C’est en 1946 que la famille Ginsburg achète un très joli appartement dans le 16ème arrondissement, tout près de la place Dauphine.

 « Je me souviens encore du déménagement, je me revois transportant mon lit pliant sous le regard des bourgeois chicos du quartier, la honte… un joli petit appartement sur cour, où je suis revenu souvent, au hasard de mes déconvenues sentimentales et autres… Mon père m’avait autorisé à installer un petit atelier, dans la mansarde. » (Serge Gainsbourg)
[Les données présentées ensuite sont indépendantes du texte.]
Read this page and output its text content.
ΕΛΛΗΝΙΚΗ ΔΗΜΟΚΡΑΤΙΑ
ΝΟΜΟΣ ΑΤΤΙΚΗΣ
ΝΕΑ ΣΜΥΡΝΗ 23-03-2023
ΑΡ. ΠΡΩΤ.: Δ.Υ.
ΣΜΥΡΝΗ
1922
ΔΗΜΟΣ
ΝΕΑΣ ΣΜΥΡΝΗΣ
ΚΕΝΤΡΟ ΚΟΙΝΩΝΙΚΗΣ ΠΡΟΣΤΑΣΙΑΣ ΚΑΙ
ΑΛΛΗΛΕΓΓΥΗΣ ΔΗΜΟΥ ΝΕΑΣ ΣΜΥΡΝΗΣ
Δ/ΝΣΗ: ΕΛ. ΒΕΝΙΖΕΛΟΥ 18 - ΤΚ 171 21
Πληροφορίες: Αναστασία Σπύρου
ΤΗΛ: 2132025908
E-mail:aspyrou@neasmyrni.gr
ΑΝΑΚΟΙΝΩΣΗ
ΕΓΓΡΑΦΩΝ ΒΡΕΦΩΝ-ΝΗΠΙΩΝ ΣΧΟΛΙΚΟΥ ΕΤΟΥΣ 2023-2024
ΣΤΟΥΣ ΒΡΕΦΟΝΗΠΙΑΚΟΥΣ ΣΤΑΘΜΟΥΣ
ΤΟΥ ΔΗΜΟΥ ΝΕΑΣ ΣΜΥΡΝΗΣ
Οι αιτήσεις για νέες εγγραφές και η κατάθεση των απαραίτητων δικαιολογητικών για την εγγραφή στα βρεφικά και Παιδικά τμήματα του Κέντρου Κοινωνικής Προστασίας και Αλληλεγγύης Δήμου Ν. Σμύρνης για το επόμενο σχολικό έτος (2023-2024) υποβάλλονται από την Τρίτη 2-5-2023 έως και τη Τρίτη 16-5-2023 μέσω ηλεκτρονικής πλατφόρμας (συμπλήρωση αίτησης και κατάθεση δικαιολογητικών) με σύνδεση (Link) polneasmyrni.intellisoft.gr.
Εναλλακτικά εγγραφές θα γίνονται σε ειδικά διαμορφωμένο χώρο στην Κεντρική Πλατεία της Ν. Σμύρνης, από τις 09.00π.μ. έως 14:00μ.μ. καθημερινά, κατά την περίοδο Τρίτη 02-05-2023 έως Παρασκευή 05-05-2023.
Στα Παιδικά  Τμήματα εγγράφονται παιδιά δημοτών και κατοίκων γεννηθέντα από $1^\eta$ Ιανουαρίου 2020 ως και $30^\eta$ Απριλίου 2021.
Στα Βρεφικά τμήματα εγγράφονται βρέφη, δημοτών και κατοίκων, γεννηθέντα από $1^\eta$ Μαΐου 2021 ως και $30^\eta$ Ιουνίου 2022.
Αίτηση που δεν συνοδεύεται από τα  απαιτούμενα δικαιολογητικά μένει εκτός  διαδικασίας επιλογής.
Cet appartement sera pour Serge un refuge, non seulement pour la chambre de bonne au-dessus, qu’il aménagera très vite (non pas comme un atelier mais comme une pièce à vivre), mais aussi pour le piano à queue de son père, installé dans le salon. À cette époque, Serge se cherche, il se verrait bien devenir un peintre, mais il peine à trouver un vrai style. Son père lui conseille alors d’apprendre la guitare. Il suit des cours avec un gitan. Le guitariste que Serge admire le plus est alors Djengo Reinhardt. A la place Pigalle, où son père se rend régulièrement pour trouver du travail (c’est ici que les musiciens de Paris se rendaient pour se faire embaucher dans les bars, dancings, restaurants…), il va trouver pour son fils Lulu de quoi se faire un peu d’argent de poche. Mais le fils et le père finissent par se disputer, et Lulu décide alors de se débrouiller seul. Avec un ami borgne qui chante des chansons italiennes, ils vont faire la manche sur les terrasses des cafés de Paris. Au bout de seulement deux jours, sans un sou, Lulu rentrera s’excuser auprès de son père. Les parents finissent par accepter que Lulu s’installe dans la petite chambre de bonne au-dessus de chez eux. Il passe ses soirées à jouer de la guitare dans les bars et les restaurants, et ses nuits à peindre à la recherche de son œuvre. Mais côté peinture, il n’arrive pas à grand-chose. Son plus grand regret sera de ne pas percer dans cet art qu’il dit majeur. Pour se perfectionner, il va fréquenter les cours d’André Lhote et Fernand  Léger. Faute de progresser, il y trouvera celle qui allait devenir sa première femme : Elisabeth Levitsky. Il n’a que 19 ans et est très timide devant cette femme sophistiquée de deux ans de plus que lui. Pourtant, un soir, alors qu’il la raccompagne depuis plus d’une semaine chez elle, le petit Lulu se jette à l’eau.

Elisabeth Levitsky : « Au bout d’une semaine de ce manège, il finit par me demander, au lieu de rester dans la rue, s’il peut monter. Je trouvais qu’il était vraiment timide et qu’il mettait du temps à se décider. Il avait sa guitare. Il m’a fait un petit concert de jazz et moi une tasse thé. On se disait vous, il m’expliquait tous ces accords très compliqués. Moi j’étais sur le lit de cette toute petite chambre et je me disais : qu’est-ce qu’il attend ? Mais il était trop tard pour son dernier métro. Alors je me suis poussée et je lui ai dit : Viens donc ! Il s’est assis à côté de moi, il a posé sa guitare et il a éteint. Et comme il est arrivé à baiser sept fois de suite dans la nuit, il ne l’a jamais oublié. Sept d’un coup ! Comme le petit tailleur ! répétait-il toujours par la suite. »

Il était en forme, le Lulu, mais bien loin encore du temps où il pourra se permettre de brûler un billet de 500 francs. Il quittera la petite chambre de bonne au-dessus de chez ses parents pour aller vivre avec Élisabeth, mais la misère les fera vite revenir.